NumericalFunction supports GPU execution via Metal (macOS) and CUDA (Linux). The Python and C++ interfaces are identical to CPU -- GPU dispatch is fully encapsulated.

Usage

Pass the device parameter when creating a NumericalFunction:

import anvil as av

# Metal (macOS)
fn_metal = av.NumericalFunction(
    "my_fn", lambda x: x.square(),
    (av.Arg(1024, dtype=av.dtypes.float32),),
    device="METAL",
)

# CUDA
fn_cuda = av.NumericalFunction(
    "my_fn", lambda x: x.square(),
    (av.Arg(1024),),
    device="CUDA",
)

Calling and code generation work exactly the same as CPU:

import numpy as np
result = fn_metal(np.random.randn(1024).astype(np.float32))

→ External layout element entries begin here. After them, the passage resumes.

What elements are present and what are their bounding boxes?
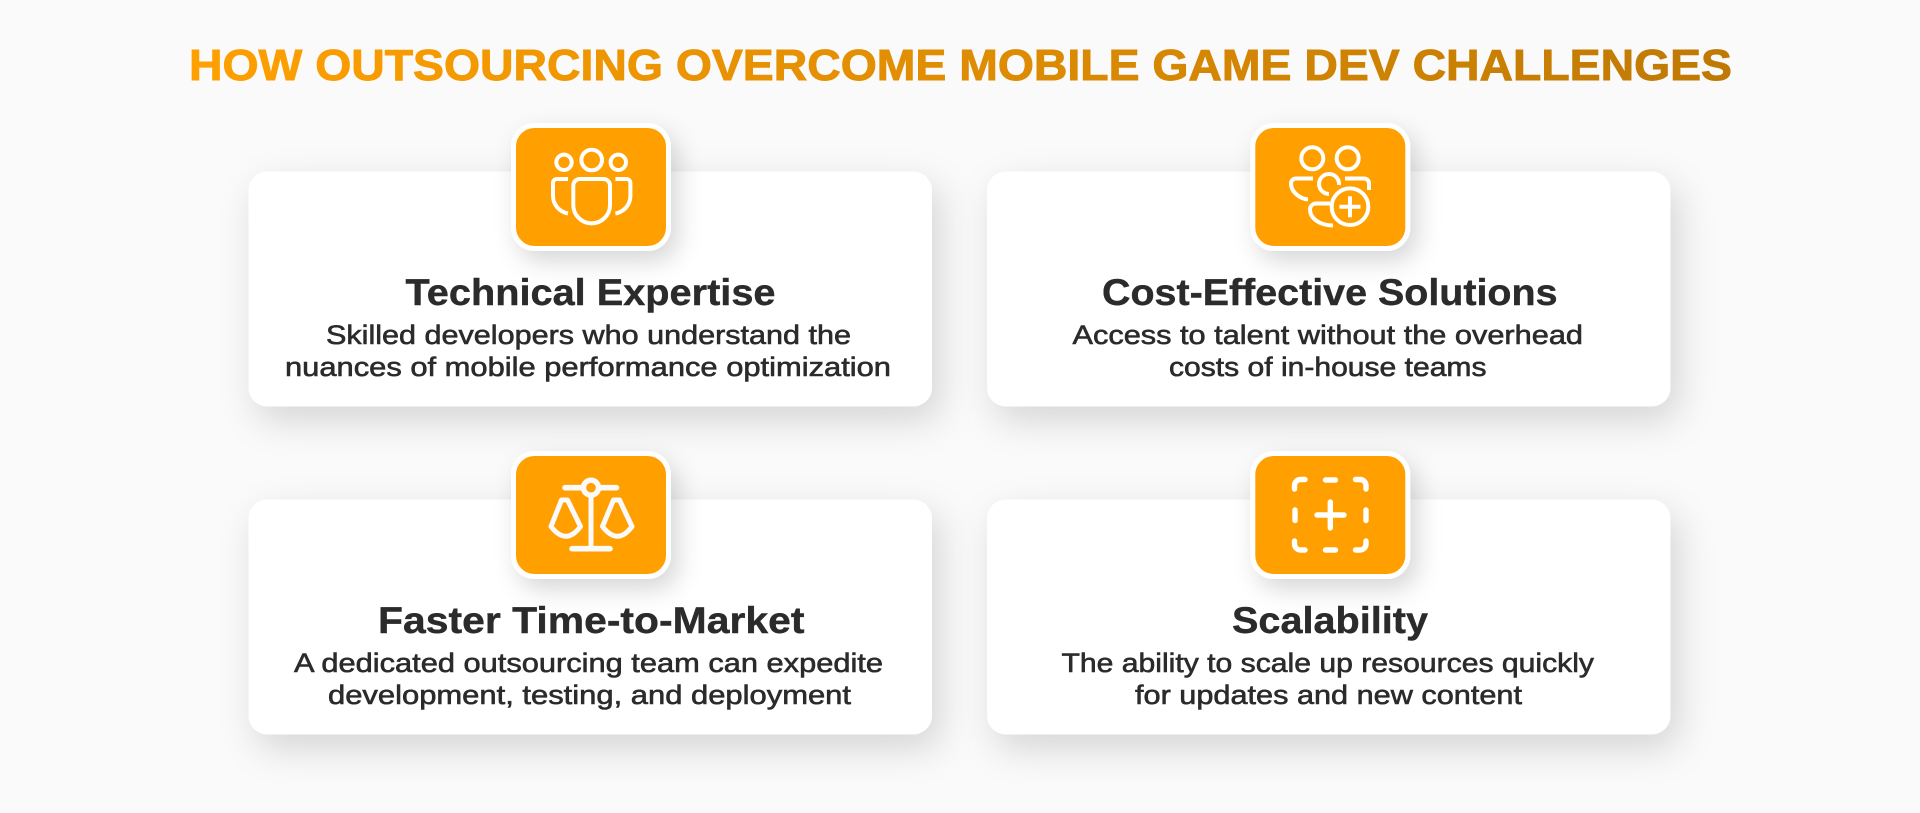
icon badge bbox=[1253, 126, 1408, 248]
panel: cost-effective solutions bbox=[987, 126, 1670, 406]
description: Access to talent without the overhead bbox=[1072, 320, 1583, 350]
description bbox=[285, 320, 891, 382]
description: A dedicated outsourcing team can expedite bbox=[294, 648, 883, 678]
description: development, testing, and deployment bbox=[328, 680, 852, 710]
panel: faster time-to-market bbox=[248, 454, 932, 734]
icon badge bbox=[1253, 454, 1408, 576]
icon badge bbox=[514, 126, 668, 248]
heading: Faster Time-to-Market bbox=[378, 600, 804, 641]
icon: balance scale bbox=[551, 480, 632, 549]
heading: Technical Expertise bbox=[406, 272, 776, 313]
description bbox=[1062, 648, 1595, 710]
icon: dashed frame with plus bbox=[1294, 480, 1366, 550]
description: for updates and new content bbox=[1135, 680, 1523, 710]
heading: Scalability bbox=[1232, 600, 1428, 641]
description: nuances of mobile performance optimization bbox=[285, 352, 891, 382]
icon: add people bbox=[1291, 147, 1369, 226]
card background bbox=[248, 172, 932, 406]
description: Skilled developers who understand the bbox=[326, 320, 851, 350]
title: HOW OUTSOURCING OVERCOME MOBILE GAME DEV CHALLENGES bbox=[189, 41, 1732, 90]
panel: technical expertise bbox=[248, 126, 932, 406]
heading: Cost-Effective Solutions bbox=[1102, 272, 1558, 313]
description bbox=[1072, 320, 1583, 382]
card background bbox=[987, 500, 1670, 734]
panel: scalability bbox=[987, 454, 1670, 734]
description: The ability to scale up resources quickly bbox=[1062, 648, 1595, 678]
description bbox=[294, 648, 883, 710]
card background bbox=[248, 500, 932, 734]
card background bbox=[987, 172, 1670, 406]
icon badge bbox=[514, 454, 668, 576]
icon: team bbox=[553, 150, 630, 223]
description: costs of in-house teams bbox=[1169, 352, 1486, 382]
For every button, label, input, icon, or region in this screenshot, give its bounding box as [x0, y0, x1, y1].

av.generate_module("gpu_module", [fn_metal])

Device constraints

Metal

  • float32 only: Metal does not support float64. All Arg inputs and captured constants must use dtypes.float32.
  • macOS only, requires Metal framework.

CUDA

  • Supports both float32 and float64.
  • Requires CUDA toolkit 12.0+ with nvcc and nvrtc.
  • Architecture is auto-detected via nvidia-smi, falling back to sm_80.

Generated code

For GPU targets, generate_module produces a single .hpp file (instead of .hpp + .cpp) containing:

  • GPU kernel source embedded as C++ raw string literals
  • Host-side code for runtime kernel compilation (Metal newLibraryWithSource: / NVRTC)
  • Buffer allocation on GPU and host-GPU data transfers
  • The same init_ws() / call() interface as CPU

The call() function handles:

  1. Copy inputs from host to GPU
  2. Dispatch kernels
  3. Synchronize
  4. Copy outputs from GPU to host

Known limitations

  • SQP with GPU: Not yet supported. The SQP loop runs on CPU; GPU NumericalFunction dependencies within SQP are planned.
  • One GPU backend per module: All functions in a single module must use the same device. Mixed Metal + CUDA is not supported.
  • Captured constants on Metal: Must be float32. The dtype validation only checks Arg inputs, not captured Tensor constants.